Improved Fluvial Geomorphic Interpretation Derived From DEM Differencing

Technological advances over the past two decades in remotely-sensed and ground-based topographic surveying technologies have made the rapid acquisition of topographic data in the fluvial environment possible at spatial resolutions and extents previously unimaginable. Consequently, monitoring geomorphic changes and estimating fluvial sediment budgets through comparing repeat topographic surveys (DEM differencing) has now become a tractable, affordable approach for both research purposes and long-term monitoring associated with river restoration.

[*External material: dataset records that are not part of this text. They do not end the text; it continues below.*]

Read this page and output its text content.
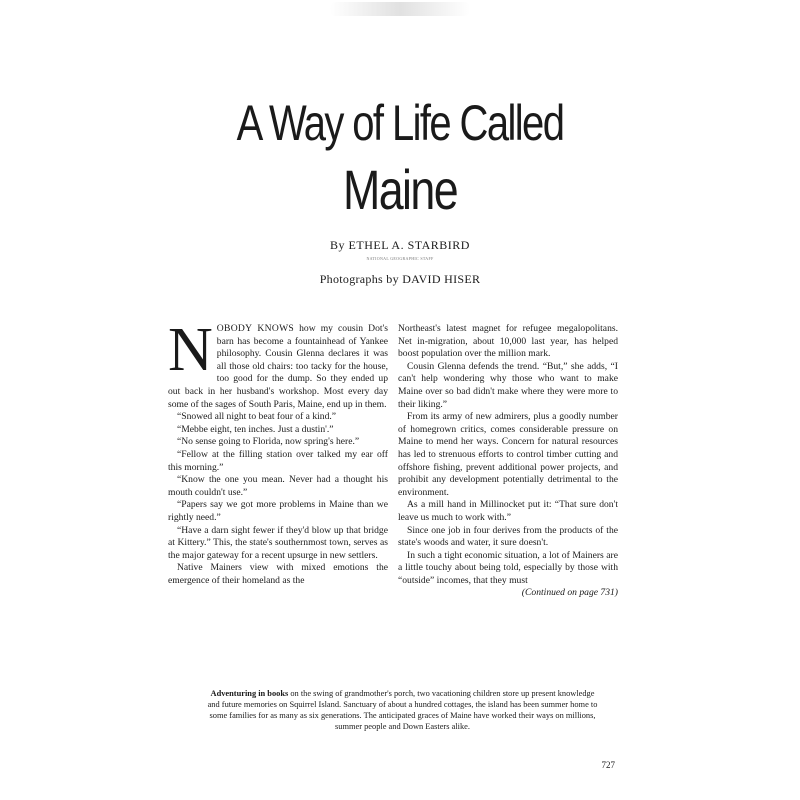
A Way of Life Called
Maine
By ETHEL A. STARBIRD
NATIONAL GEOGRAPHIC STAFF
Photographs by DAVID HISER

NOBODY KNOWS how my cousin Dot's barn has become a fountainhead of Yankee philosophy. Cousin Glenna declares it was all those old chairs: too tacky for the house, too good for the dump. So they ended up out back in her husband's workshop. Most every day some of the sages of South Paris, Maine, end up in them.

“Snowed all night to beat four of a kind.”

“Mebbe eight, ten inches. Just a dustin'.”

“No sense going to Florida, now spring's here.”

“Fellow at the filling station over talked my ear off this morning.”

“Know the one you mean. Never had a thought his mouth couldn't use.”

“Papers say we got more problems in Maine than we rightly need.”

“Have a darn sight fewer if they'd blow up that bridge at Kittery.” This, the state's southernmost town, serves as the major gateway for a recent upsurge in new settlers.

Native Mainers view with mixed emotions the emergence of their homeland as the

Northeast's latest magnet for refugee megalopolitans. Net in-migration, about 10,000 last year, has helped boost population over the million mark.

Cousin Glenna defends the trend. “But,” she adds, “I can't help wondering why those who want to make Maine over so bad didn't make where they were more to their liking.”

From its army of new admirers, plus a goodly number of homegrown critics, comes considerable pressure on Maine to mend her ways. Concern for natural resources has led to strenuous efforts to control timber cutting and offshore fishing, prevent additional power projects, and prohibit any development potentially detrimental to the environment.

As a mill hand in Millinocket put it: “That sure don't leave us much to work with.”

Since one job in four derives from the products of the state's woods and water, it sure doesn't.

In such a tight economic situation, a lot of Mainers are a little touchy about being told, especially by those with “outside” incomes, that they must
(Continued on page 731)

Adventuring in books on the swing of grandmother's porch, two vacationing children store up present knowledge and future memories on Squirrel Island. Sanctuary of about a hundred cottages, the island has been summer home to some families for as many as six generations. The anticipated graces of Maine have worked their ways on millions, summer people and Down Easters alike.
727
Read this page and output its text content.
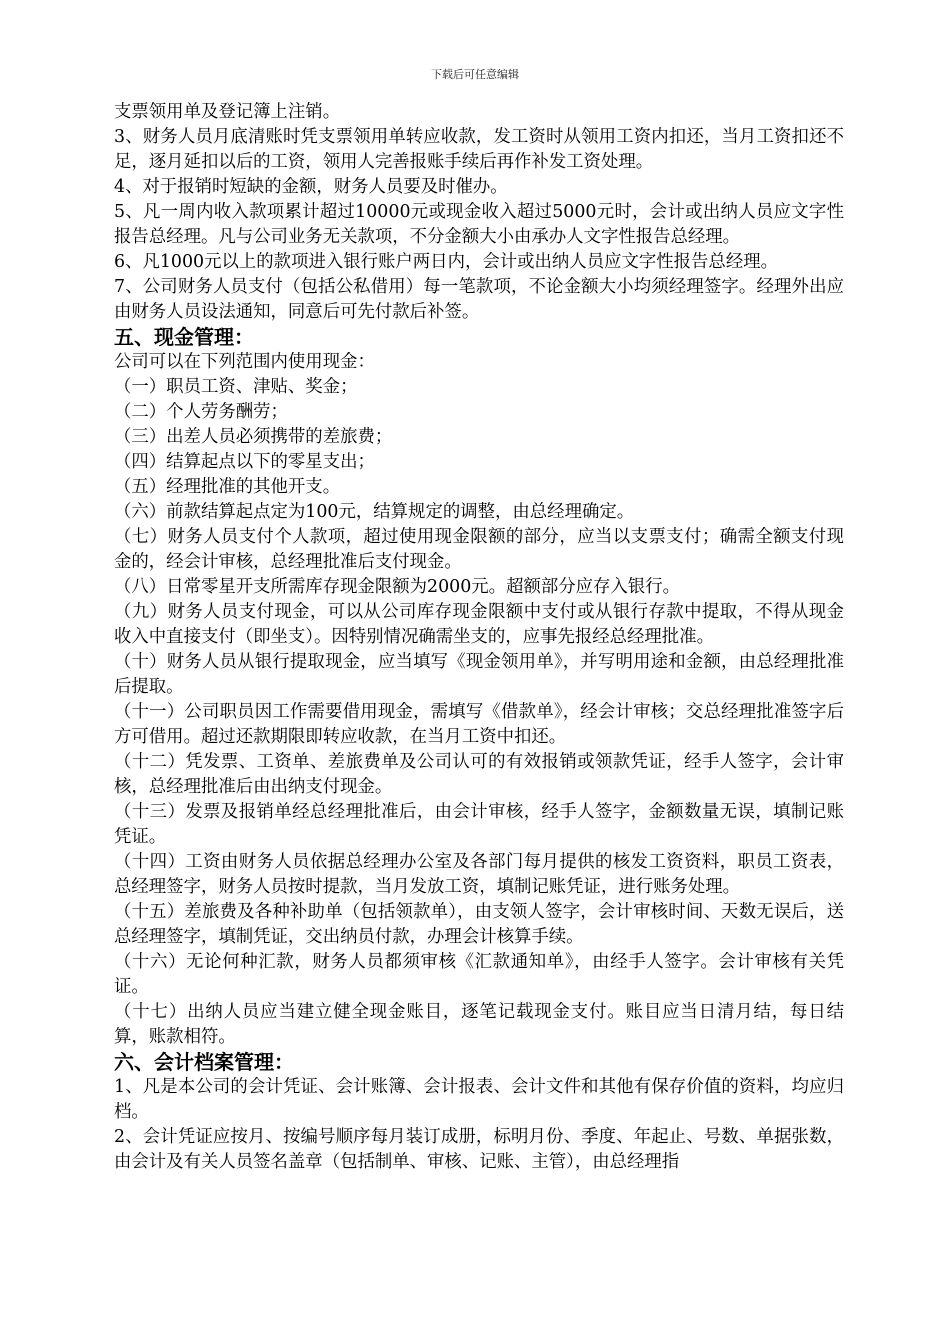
下载后可任意编辑
支票领用单及登记簿上注销。
3、财务人员月底清账时凭支票领用单转应收款，发工资时从领用工资内扣还，当月工资扣还不足，逐月延扣以后的工资，领用人完善报账手续后再作补发工资处理。
4、对于报销时短缺的金额，财务人员要及时催办。
5、凡一周内收入款项累计超过10000元或现金收入超过5000元时，会计或出纳人员应文字性报告总经理。凡与公司业务无关款项，不分金额大小由承办人文字性报告总经理。
6、凡1000元以上的款项进入银行账户两日内，会计或出纳人员应文字性报告总经理。
7、公司财务人员支付（包括公私借用）每一笔款项，不论金额大小均须经理签字。经理外出应由财务人员设法通知，同意后可先付款后补签。
五、现金管理：
公司可以在下列范围内使用现金：
（一）职员工资、津贴、奖金；
（二）个人劳务酬劳；
（三）出差人员必须携带的差旅费；
（四）结算起点以下的零星支出；
（五）经理批准的其他开支。
（六）前款结算起点定为100元，结算规定的调整，由总经理确定。
（七）财务人员支付个人款项，超过使用现金限额的部分，应当以支票支付；确需全额支付现金的，经会计审核，总经理批准后支付现金。
（八）日常零星开支所需库存现金限额为2000元。超额部分应存入银行。
（九）财务人员支付现金，可以从公司库存现金限额中支付或从银行存款中提取，不得从现金收入中直接支付（即坐支）。因特别情况确需坐支的，应事先报经总经理批准。
（十）财务人员从银行提取现金，应当填写《现金领用单》，并写明用途和金额，由总经理批准后提取。
（十一）公司职员因工作需要借用现金，需填写《借款单》，经会计审核；交总经理批准签字后方可借用。超过还款期限即转应收款，在当月工资中扣还。
（十二）凭发票、工资单、差旅费单及公司认可的有效报销或领款凭证，经手人签字，会计审核，总经理批准后由出纳支付现金。
（十三）发票及报销单经总经理批准后，由会计审核，经手人签字，金额数量无误，填制记账凭证。
（十四）工资由财务人员依据总经理办公室及各部门每月提供的核发工资资料，职员工资表，总经理签字，财务人员按时提款，当月发放工资，填制记账凭证，进行账务处理。
（十五）差旅费及各种补助单（包括领款单），由支领人签字，会计审核时间、天数无误后，送总经理签字，填制凭证，交出纳员付款，办理会计核算手续。
（十六）无论何种汇款，财务人员都须审核《汇款通知单》，由经手人签字。会计审核有关凭证。
（十七）出纳人员应当建立健全现金账目，逐笔记载现金支付。账目应当日清月结，每日结算，账款相符。
六、会计档案管理：
1、凡是本公司的会计凭证、会计账簿、会计报表、会计文件和其他有保存价值的资料，均应归档。
2、会计凭证应按月、按编号顺序每月装订成册，标明月份、季度、年起止、号数、单据张数，由会计及有关人员签名盖章（包括制单、审核、记账、主管），由总经理指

However, meaningful quantitative geomorphic interpretation of repeat topographic surveys has received little attention from either researchers or practitioners. Previous research has shown that quantitative estimates of erosion and deposition from DEM differencing are highly sensitive to DEM uncertainty, with minimum level of detection techniques typically discarding between 40% and 90% of the predicted changes. A series of new methods for segregating reach-scale sediment budgets into their specific process components, while accounting for the influence of DEM uncertainty, were developed and explored to highlight distinctive geomorphic signatures between different styles of change. To illustrate the interpretive power of the techniques in different settings, results are presented from analyses across a range of gravel-bed river types: a) the braided River Feshie, Scotland, UK; b) the formerly gravel-mined, wandering Sulphur Creek, California, USA; c) a heavily regulated reach of the Mokelumne River, California, USA that has been subjected to over 5 years of spawning habitat rehabilitation; and d) a restored meandering channel and floodplain of the Highland Water, New Forest, UK. Despite fundamentally different process suites between the study sites, the budget segregation technique is in each case able to aid in more reliable and meaningful geomorphic interpretations of DEM differences.